Baptisé « Youth vs. United States » – la jeunesse contre les États-Unis -, ou parfois « Juliana vs. Government », ce procès « fait partie d’une campagne de l’association Our Children’s Trust, basée dans l’Oregon, pour obliger les États et le gouvernement fédéral à prendre des mesures concrètes et contraignantes pour lutter contre les changements climatiques. » (5) Plusieurs fois suspendu puis repris à la suite de recours successifs de l’administration Trump qui tente de l’orienter sous l’angle du respect des lois environnementales, ce procès pourrait bien constituer une première mondiale. Il ferait entrer dans les pratiques juridiques ce que plusieurs chercheurs tentent de théoriser depuis quelques années : les droits fondamentaux des générations futures. C’est le cas de la juriste Emilie Gaillard, maître de conférences à l’Université de Caen. « Pour les juristes, explique-t-elle, intégrer les générations futures dans leur univers, c’est accepter de réaliser une révolution copernicienne. En fait, le Droit, de manière tout à fait naturelle, a été pensé pour régir les relations entre les hommes actuellement vivants entre eux. C’était au droit de demain de s’occuper de l’avenir. Mais aujourd’hui, cela n’est plus possible. » (6) C’est le philosophe Hans Jonas, dans son ouvrage majeur Le Principe Responsabilité publié en 1979, qui a attiré l’attention sur le fait qu’en entrant dans une civilisation technologique pouvant mettre en danger les générations futures, l’humanité se trouvait face à des questions éthiques tout à fait nouvelles. Emilie Gaillard résume ainsi sa démarche : faire entrer ces nouvelles questions éthiques dans le Droit. « C’est comme si le Droit était pensé en deux dimensions. Mon travail, c’est d’y intégrer la dimension transgénérationnelle et de le faire passer en 3D. »

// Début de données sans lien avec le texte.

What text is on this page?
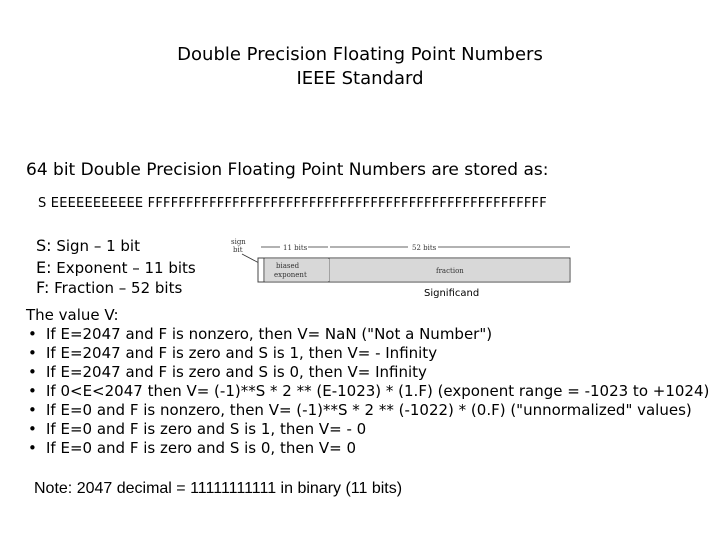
Double Precision Floating Point Numbers
IEEE Standard
64 bit Double Precision Floating Point Numbers are stored as:
S EEEEEEEEEEE FFFFFFFFFFFFFFFFFFFFFFFFFFFFFFFFFFFFFFFFFFFFFFFFFFFF
S: Sign – 1 bit
E: Exponent – 11 bits
F: Fraction – 52 bits
sign
bit	11 bits	52 bits
biased
exponent	fraction
Significand
The value V:
• If E=2047 and F is nonzero, then V= NaN ("Not a Number")
• If E=2047 and F is zero and S is 1, then V= - Infinity
• If E=2047 and F is zero and S is 0, then V= Infinity
• If 0<E<2047 then V= (-1)**S * 2 ** (E-1023) * (1.F) (exponent range = -1023 to +1024)
• If E=0 and F is nonzero, then V= (-1)**S * 2 ** (-1022) * (0.F) ("unnormalized" values)
• If E=0 and F is zero and S is 1, then V= - 0
• If E=0 and F is zero and S is 0, then V= 0
Note: 2047 decimal = 11111111111 in binary (11 bits)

De la lutte des classes à la lutte des générations ?

Longtemps, on a pu se demander pourquoi un enjeu aussi grave que le réchauffement climatique ne donnait pas naissance à un mouvement social digne de ce nom, avec des mobilisations massives et des grèves comme cela commence à être le cas aujourd’hui. L’une des réponses possibles était : parce qu’aucun groupe social ne se sentait directement menacé. Il s’agissait d’une lutte abstraite, différée en quelque sorte, alors qu’historiquement, toutes les grandes mobilisations collectives faisaient converger l’intérêt général avec les intérêts immédiats et urgents de groupes sociaux précis – les ouvriers, par exemple, ou la population noire aux USA, ou des peuples luttant pour leur indépendance dans les anciennes colonies…

Ce qui semble se dessiner avec les grandes mobilisations étudiantes pour le climat, c’est qu’une ligne de conflictualité politique inédite s’ajoute à toutes les autres. Une génération entière accède à la conscience, directe et concrète cette fois, de toutes les conséquences qu’elle aura à subir de son vivant. Cette génération accède en même temps à une « conscience d’elle-même », comme autrefois on parlait de « conscience de classe ». Forte de cette conscience, elle serait alors en mesure de se dresser – radicalement ! – contre le vieux monde politique paralysé dans des trajectoires catastrophiques. La grève et le droit sont deux armes qui ont fait leurs preuves. Les générations futures s’en saisissent. Et c’est une excellente nouvelle politique.

Guillaume Lohest
Article publié dans Valériane n°136 (mars-avril 2019), revue de Nature & Progrès

(1) Discours de Greta Thunberg à la COP 24 à Katowice (Pologne), le 14 décembre 2018.
(2) Aurore Coulaud, « Climat : les jeunes australiens en pleine rébellion contre le gouvernement », Libération, 5 décembre 2018.
(3) « Des milliers de jeunes dans les rues pour sauver le climat », 20minutes.ch, 18 janvier 2019.
(4) Elisabeth Schneiter, « Les jeunes et la justice pourraient faire plier Trump sur le climat », Reporterre, 14 novembre 2016.
(5) Elisabeth Schneiter, « Aux États-Unis, la Cour suprême entrave le procès des jeunes pour le climat », Reporterre, 23 octobre 2018.
(6) Pour un droit des générations futures !, conférence d’Emilie Gaillard, TEDxRennes, visible sur Youtube.